A mãe nunca falou do seu conteúdo, nem a abriu na presença de pessoas mesmo que a vissem remexer e ordenar seu conteúdo. Ao passar dos 95 anos, a revirava com mais frequência, chamava seus enfermeiros, viam seu conteúdo, riam, e me olhavam de soslaino.
Com a pandemia foi minha vez de ver o tesouro. Nele encontrei recortes de jornal com notícias da 1ª e da 2ª Guerra Mundial; dos meus 15 anos; das nossas formaturas; e de eventos sociais. Tinha, ainda, santinhos, marias e terços. Bandeira e brasão da Polônia. Jóias e relógios. Fotos. Dentinhos, boletins escolares, e Almanaques do Pensamento, até de 1914, ele iniciou em 1912.
Almanaque, do árabe Al-manãkh, a quem não lembre, é uma publicação anual com utilidade, poesia, literatura, anedota, curiosidade, história, esporte, palavra cruzada, chá, cataplasma, emplastro, simpatia, reza de comadre e curandeira, tudo atualizado. Soube, pelas anotações, que seu sucesso devia-se ao calendário de datas e efemérides astronômicas como solstícios, fase lunar e previsão da época de plantar e colher.

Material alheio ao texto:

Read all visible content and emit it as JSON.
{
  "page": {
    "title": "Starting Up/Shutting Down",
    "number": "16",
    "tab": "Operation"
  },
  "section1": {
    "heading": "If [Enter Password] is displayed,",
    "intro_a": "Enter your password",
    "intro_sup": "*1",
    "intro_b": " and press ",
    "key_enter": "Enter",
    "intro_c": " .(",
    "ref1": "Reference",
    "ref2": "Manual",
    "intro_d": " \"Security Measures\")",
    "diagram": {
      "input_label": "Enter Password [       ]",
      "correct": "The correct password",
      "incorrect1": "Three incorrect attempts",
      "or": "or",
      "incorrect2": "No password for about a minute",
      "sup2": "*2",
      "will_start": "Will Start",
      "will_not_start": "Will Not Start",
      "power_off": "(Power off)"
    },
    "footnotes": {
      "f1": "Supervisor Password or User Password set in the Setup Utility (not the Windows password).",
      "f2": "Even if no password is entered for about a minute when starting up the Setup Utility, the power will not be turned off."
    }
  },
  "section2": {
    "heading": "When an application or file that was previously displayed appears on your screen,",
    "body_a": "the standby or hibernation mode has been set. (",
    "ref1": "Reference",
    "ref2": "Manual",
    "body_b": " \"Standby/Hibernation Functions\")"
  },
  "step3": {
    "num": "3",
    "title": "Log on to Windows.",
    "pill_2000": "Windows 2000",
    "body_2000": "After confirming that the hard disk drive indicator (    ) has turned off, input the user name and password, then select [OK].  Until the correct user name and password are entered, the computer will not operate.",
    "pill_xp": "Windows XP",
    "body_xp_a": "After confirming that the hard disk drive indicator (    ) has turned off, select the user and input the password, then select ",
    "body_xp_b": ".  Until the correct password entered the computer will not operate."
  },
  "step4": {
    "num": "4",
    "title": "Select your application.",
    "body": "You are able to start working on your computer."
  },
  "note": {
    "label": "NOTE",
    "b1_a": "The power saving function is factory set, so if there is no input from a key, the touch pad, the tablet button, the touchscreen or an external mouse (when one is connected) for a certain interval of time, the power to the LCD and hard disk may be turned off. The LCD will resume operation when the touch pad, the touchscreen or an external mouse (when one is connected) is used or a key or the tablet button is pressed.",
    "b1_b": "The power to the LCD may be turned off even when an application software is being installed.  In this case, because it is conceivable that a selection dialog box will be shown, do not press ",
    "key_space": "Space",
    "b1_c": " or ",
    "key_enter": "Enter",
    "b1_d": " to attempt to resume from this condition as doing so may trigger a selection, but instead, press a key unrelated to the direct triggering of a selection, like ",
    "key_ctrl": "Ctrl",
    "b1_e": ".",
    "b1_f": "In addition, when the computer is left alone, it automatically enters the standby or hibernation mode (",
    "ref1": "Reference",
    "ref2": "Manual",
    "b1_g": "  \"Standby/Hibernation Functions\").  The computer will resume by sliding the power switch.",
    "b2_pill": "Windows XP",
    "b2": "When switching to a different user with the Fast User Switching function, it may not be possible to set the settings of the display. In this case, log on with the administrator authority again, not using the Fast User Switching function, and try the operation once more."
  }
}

Fiquei fã de calendário depois de ver um que, não sei onde ela arranjou, uma velharia do século passado, que catalogava os municípios do RS. Igual aquele, não tinha visto, bem arranjado e consciente do que cada local devia preservar para a posteridade. Exaltava as belezas que todo lugar possui, o clima, descrevia os vultos ilustres como: capitalistas, fazendeiros, lojistas, médicos, padres, professores, bacharéis, e boticários. Depois, em ordem alfabética, vinham as demais profissões.
A lista me surpreendeu e pensei onde foram parar: caçador de rato, datilógrafo, quebra gelo, arrumador de pino, telefonista, telégrafo, leitor, tropeiro, ressureicionista, limpador de chaminé, lanterninha de cinema, vendedor de enciclopédia e... O fato é que desapareceram ou se meteram para além da correria do civilizado, onde a vida anda lenta e tranquila. Aí lembrei de Arthur Miller com A Morte do Caixeiro Viajante vendo o progressivo crepúsculo e irremediável solidão trazidos pela tecnologia.
No isolamento, desvelei o tesouro da Malinha!
Caro leitor, sua mãe também tinha uma caixa, lata, ou malinha onde guardava o tesouro que ninguém podia mexer?